Researchers have tried different ways to improve the prognosis of patients with IgD subtype all along. In 2005, Wechalekar et al. [5] suggested that the mean OS of IgD subtype patients could be prolonged after ASCT when compared with chemotherapy (5.1 years vs. 2 years, respectively, P = 0.090). In 2014, Zagouri et al. [12] reported a median OS of 51.5 months in 31 IgD subtype patients in Greece, which was the longest survival treated with chemotherapy reported until now. However, in Asia, the data seemed less consistent. In 2008 and 2010, two studies from Korea reported poor outcomes for the IgD subtype patients following ASCT or conventional chemotherapy, with the median OS of 12 and 18.5 months [4, 7]. In 2015, a report from China showed that the median OS and PFS of IgD subtype were 24 and 15.5 months, respectively and no difference in OS was found among the bortezomib-only group, the non-bortezomib group, and the bortezomib + ASCT group [8]. Here, our patients with IgD subtype showed similar median OS (22.9 months) and PFS (10 months) as to these studies from Asia. Though patients with non-IgD subtypes had a favourable median OS of 81.7 months in our study, in the era of novel agents, the survival of patients with IgD subtype still cannot be improved from the new drugs, unlike the non-IgD subtypes. Recently, a case report on a patient with IgD subtype who was refractory to at least 5 different chemotherapy regimens had shown very good partial response to daratumumab (anti-CD38 monoclonal antibody) [13]. We expect that additional agents with novel mechanism including histone deacetylation, target of surface receptors, and chimeric antigen receptor T Cell immunotherapy would improve the survival of IgD subtype patients.

In summary, the IgD subtype was found to be an independent adverse risk factor for prognosis. MM patients with IgD subtype presented with a more aggressive disease course and had shorter survival with chemotherapy as compared to the non-IgD subtypes, even in this era of novel agents. Considering the rarity of this subtype, international collaborative studies are suggested to confirm our findings and further elucidate the underlying mechanisms for developing potent therapeutic approaches.

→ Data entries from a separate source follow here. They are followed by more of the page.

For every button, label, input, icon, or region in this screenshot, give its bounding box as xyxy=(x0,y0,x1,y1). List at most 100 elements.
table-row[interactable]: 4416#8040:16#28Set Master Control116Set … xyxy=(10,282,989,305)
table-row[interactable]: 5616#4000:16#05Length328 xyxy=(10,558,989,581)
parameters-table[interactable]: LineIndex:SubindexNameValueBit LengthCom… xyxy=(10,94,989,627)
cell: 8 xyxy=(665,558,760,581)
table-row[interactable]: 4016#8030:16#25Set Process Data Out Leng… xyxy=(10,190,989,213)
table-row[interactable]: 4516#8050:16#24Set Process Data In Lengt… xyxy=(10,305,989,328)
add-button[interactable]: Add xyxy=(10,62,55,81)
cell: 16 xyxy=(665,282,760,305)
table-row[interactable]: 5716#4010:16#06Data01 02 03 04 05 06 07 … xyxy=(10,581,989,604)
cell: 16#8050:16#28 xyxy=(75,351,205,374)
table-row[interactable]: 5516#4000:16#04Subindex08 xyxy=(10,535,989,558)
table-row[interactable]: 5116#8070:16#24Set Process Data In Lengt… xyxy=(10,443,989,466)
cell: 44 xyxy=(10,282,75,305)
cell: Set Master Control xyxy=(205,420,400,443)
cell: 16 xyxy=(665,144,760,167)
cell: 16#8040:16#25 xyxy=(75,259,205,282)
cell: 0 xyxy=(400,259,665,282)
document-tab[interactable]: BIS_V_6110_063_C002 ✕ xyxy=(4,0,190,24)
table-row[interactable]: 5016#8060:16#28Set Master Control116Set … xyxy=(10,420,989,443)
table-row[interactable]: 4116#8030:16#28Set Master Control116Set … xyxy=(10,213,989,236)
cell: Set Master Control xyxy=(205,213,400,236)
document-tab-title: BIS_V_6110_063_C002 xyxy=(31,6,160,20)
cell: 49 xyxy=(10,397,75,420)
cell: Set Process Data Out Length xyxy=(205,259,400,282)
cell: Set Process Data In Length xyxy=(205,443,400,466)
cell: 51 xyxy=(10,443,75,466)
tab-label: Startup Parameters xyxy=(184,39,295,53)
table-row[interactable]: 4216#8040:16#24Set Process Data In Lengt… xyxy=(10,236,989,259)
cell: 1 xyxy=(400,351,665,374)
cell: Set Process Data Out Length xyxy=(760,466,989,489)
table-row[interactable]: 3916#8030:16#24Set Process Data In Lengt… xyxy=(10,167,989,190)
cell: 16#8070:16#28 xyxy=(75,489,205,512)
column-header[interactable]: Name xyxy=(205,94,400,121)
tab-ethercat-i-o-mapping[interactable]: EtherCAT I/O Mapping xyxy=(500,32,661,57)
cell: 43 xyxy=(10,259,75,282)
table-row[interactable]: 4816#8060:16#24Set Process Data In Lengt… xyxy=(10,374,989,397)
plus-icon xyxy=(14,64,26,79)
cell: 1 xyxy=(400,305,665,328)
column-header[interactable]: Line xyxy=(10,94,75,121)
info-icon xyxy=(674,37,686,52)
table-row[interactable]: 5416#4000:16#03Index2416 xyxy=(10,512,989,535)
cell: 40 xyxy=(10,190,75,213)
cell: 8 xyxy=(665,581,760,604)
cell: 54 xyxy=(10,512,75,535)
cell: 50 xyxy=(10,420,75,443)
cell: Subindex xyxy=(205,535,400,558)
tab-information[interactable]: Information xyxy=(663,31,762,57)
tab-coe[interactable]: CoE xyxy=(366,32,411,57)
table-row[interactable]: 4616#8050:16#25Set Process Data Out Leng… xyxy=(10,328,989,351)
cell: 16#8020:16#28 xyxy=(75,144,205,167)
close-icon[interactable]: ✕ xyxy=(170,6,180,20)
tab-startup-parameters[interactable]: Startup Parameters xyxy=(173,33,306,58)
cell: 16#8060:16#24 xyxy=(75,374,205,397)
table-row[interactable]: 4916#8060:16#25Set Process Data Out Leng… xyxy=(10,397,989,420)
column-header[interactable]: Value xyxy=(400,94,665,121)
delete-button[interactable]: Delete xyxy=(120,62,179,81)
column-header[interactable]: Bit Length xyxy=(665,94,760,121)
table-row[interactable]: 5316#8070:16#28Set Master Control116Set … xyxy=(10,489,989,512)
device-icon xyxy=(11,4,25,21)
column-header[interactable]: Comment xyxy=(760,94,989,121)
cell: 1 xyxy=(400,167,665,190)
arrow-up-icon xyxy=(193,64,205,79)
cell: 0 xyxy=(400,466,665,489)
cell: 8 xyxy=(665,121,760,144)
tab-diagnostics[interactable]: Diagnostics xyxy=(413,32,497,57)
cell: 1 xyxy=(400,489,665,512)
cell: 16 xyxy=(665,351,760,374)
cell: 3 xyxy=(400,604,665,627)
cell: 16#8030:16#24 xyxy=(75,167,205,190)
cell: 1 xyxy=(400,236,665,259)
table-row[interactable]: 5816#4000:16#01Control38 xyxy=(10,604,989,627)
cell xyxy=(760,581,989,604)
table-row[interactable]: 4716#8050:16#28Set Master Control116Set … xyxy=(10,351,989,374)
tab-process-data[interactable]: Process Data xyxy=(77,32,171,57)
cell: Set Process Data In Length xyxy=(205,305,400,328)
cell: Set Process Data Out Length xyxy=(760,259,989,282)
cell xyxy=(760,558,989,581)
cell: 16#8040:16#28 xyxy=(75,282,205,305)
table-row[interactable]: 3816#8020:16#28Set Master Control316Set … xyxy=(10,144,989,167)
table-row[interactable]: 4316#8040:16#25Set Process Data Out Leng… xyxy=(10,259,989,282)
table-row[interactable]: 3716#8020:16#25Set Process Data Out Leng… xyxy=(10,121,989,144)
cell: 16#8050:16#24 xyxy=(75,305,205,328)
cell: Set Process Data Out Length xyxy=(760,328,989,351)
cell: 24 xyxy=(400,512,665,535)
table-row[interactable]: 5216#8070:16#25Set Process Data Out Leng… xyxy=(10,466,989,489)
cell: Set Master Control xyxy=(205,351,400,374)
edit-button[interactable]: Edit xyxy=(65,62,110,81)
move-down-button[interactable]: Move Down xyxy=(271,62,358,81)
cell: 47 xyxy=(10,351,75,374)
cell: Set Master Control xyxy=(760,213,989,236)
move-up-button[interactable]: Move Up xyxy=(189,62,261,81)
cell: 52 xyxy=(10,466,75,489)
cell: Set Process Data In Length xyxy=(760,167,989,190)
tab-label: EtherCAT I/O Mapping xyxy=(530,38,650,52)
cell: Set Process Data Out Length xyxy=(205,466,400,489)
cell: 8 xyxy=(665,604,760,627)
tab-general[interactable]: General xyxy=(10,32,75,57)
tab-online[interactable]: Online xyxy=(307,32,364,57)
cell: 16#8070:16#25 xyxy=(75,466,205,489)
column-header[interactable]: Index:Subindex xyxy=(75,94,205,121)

Additional file 1: Table S1. Univariate analysis for PFS and OS of 216 patients with multiple myeloma.

Additional file 2: Figure S1. Kaplan–Meier overall survival curves of patients with multiple myeloma. a: Survival curves of patients stratified according to β2M, ≤ 5.5 mg/L vs. > 5.5 mg/L (P = 0.002); b: Survival of patients according to LDH, ≤ 250U/L vs. > 250U/L (P < 0.001); c: Survival of patients with and without extramedullary infiltration (P < 0.000); d: Survival of patients with and without ISS stage III (P = 0.028); e: Survival of patients with and without 13q deletion (P = 0.003); f: Survival of patients with and without 1q21 amplification (P < 0.000); g: Survival of patients with and without different IGH rearrangement [non-IGH rearrangement vs. t(4;14) vs. t(11;14) vs. t(14;16), P < 0.000]; h: Survival of patients with and without abnormal sFLC ratios (P = 0.035).

Additional file 3: Figure S2. Overall survival in IgD myeloma patients with and without abnormal sFLC ratio.